Improve Transformers backend model loading QoL (vllm-project#17039)

hmellor · minpeter · commit 68d5ec7be67b · 2025-06-24T10:54:14.000+09:00
Signed-off-by: Harry Mellor &lt;19981378+hmellor@users.noreply.github.com&gt;
Signed-off-by: minpeter &lt;kali2005611@gmail.com&gt;
diff --git a/vllm/model_executor/model_loader/utils.py b/vllm/model_executor/model_loader/utils.py
@@ -55,7 +55,10 @@ def resolve_transformers_arch(model_config: ModelConfig,
         #     "AutoModelFor<Task>": "<your-repo-name>--<config-name>",
         # },
         auto_modules = {
-            name: get_class_from_dynamic_module(module, model_config.model)
+            name:
+            get_class_from_dynamic_module(module,
+                                          model_config.model,
+                                          revision=model_config.revision)
             for name, module in sorted(auto_map.items(), key=lambda x: x[0])
         }
         custom_model_module = auto_modules.get("AutoModel")

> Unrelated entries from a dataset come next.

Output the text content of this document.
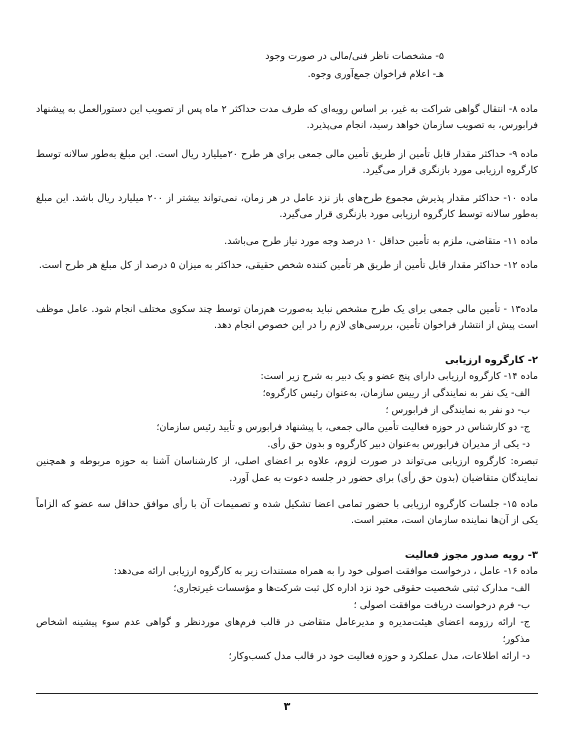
۵- مشخصات ناظر فنی/مالی در صورت وجود

هـ- اعلام فراخوان جمع‌آوری وجوه.

ماده ۸- انتقال گواهی شراکت به غیر، بر اساس رویه‌ای که طرف مدت حداکثر ۲ ماه پس از تصویب این دستورالعمل به پیشنهاد فرابورس، به تصویب سازمان خواهد رسید، انجام می‌پذیرد.

ماده ۹- حداکثر مقدار قابل تأمین از طریق تأمین مالی جمعی برای هر طرح ۲۰میلیارد ریال است. این مبلغ به‌طور سالانه توسط کارگروه ارزیابی مورد بازنگری قرار می‌گیرد.

ماده ۱۰- حداکثر مقدار پذیرش مجموع طرح‌های باز نزد عامل در هر زمان، نمی‌تواند بیشتر از ۲۰۰ میلیارد ریال باشد. این مبلغ به‌طور سالانه توسط کارگروه ارزیابی مورد بازنگری قرار می‌گیرد.

ماده ۱۱- متقاضی، ملزم به تأمین حداقل ۱۰ درصد وجه مورد نیاز طرح می‌باشد.

ماده ۱۲- حداکثر مقدار قابل تأمین از طریق هر تأمین کننده شخص حقیقی، حداکثر به میزان ۵ درصد از کل مبلغ هر طرح است.

ماده۱۳ - تأمین مالی جمعی برای یک طرح مشخص نباید به‌صورت هم‌زمان توسط چند سکوی مختلف انجام شود. عامل موظف است پیش از انتشار فراخوان تأمین، بررسی‌های لازم را در این خصوص انجام دهد.

۲- کارگروه ارزیابی

ماده ۱۴- کارگروه ارزیابی دارای پنج عضو و یک دبیر به شرح زیر است:

الف- یک نفر به نمایندگی از رییس سازمان، به‌عنوان رئیس کارگروه؛

ب- دو نفر به نمایندگی از فرابورس ؛

ج- دو کارشناس در حوزه فعالیت تأمین مالی جمعی، با پیشنهاد فرابورس و تأیید رئیس سازمان؛

د- یکی از مدیران فرابورس به‌عنوان دبیر کارگروه و بدون حق رأی.

تبصره: کارگروه ارزیابی می‌تواند در صورت لزوم، علاوه بر اعضای اصلی، از کارشناسان آشنا به حوزه مربوطه و همچنین نمایندگان متقاضیان (بدون حق رأی) برای حضور در جلسه دعوت به عمل آورد.

ماده ۱۵- جلسات کارگروه ارزیابی با حضور تمامی اعضا تشکیل شده و تصمیمات آن با رأی موافق حداقل سه عضو که الزاماً یکی از آن‌ها نماینده سازمان است، معتبر است.

۳- رویه صدور مجوز فعالیت

ماده ۱۶- عامل ، درخواست موافقت اصولی خود را به همراه مستندات زیر به کارگروه ارزیابی ارائه می‌دهد:

الف- مدارک ثبتی شخصیت حقوقی خود نزد اداره کل ثبت شرکت‌ها و مؤسسات غیرتجاری؛

ب- فرم درخواست دریافت موافقت اصولی ؛

ج- ارائه رزومه اعضای هیئت‌مدیره و مدیرعامل متقاضی در قالب فرم‌های موردنظر و گواهی عدم سوء پیشینه اشخاص مذکور؛

د- ارائه اطلاعات، مدل عملکرد و حوزه فعالیت خود در قالب مدل کسب‌وکار؛

۳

@@ -97,10 +100,10 @@ def get_model_architecture(
         architectures = ["QuantMixtralForCausalLM"]
 
     vllm_supported_archs = ModelRegistry.get_supported_archs()
-    is_vllm_supported = any(arch in vllm_supported_archs
-                            for arch in architectures)
-    if (not is_vllm_supported
-            or model_config.model_impl == ModelImpl.TRANSFORMERS):
+    vllm_not_supported = not any(arch in vllm_supported_archs
+                                 for arch in architectures)
+    if (model_config.model_impl == ModelImpl.TRANSFORMERS or
+            model_config.model_impl != ModelImpl.VLLM and vllm_not_supported):
         architectures = resolve_transformers_arch(model_config, architectures)
 
     model_cls, arch = ModelRegistry.resolve_model_cls(architectures)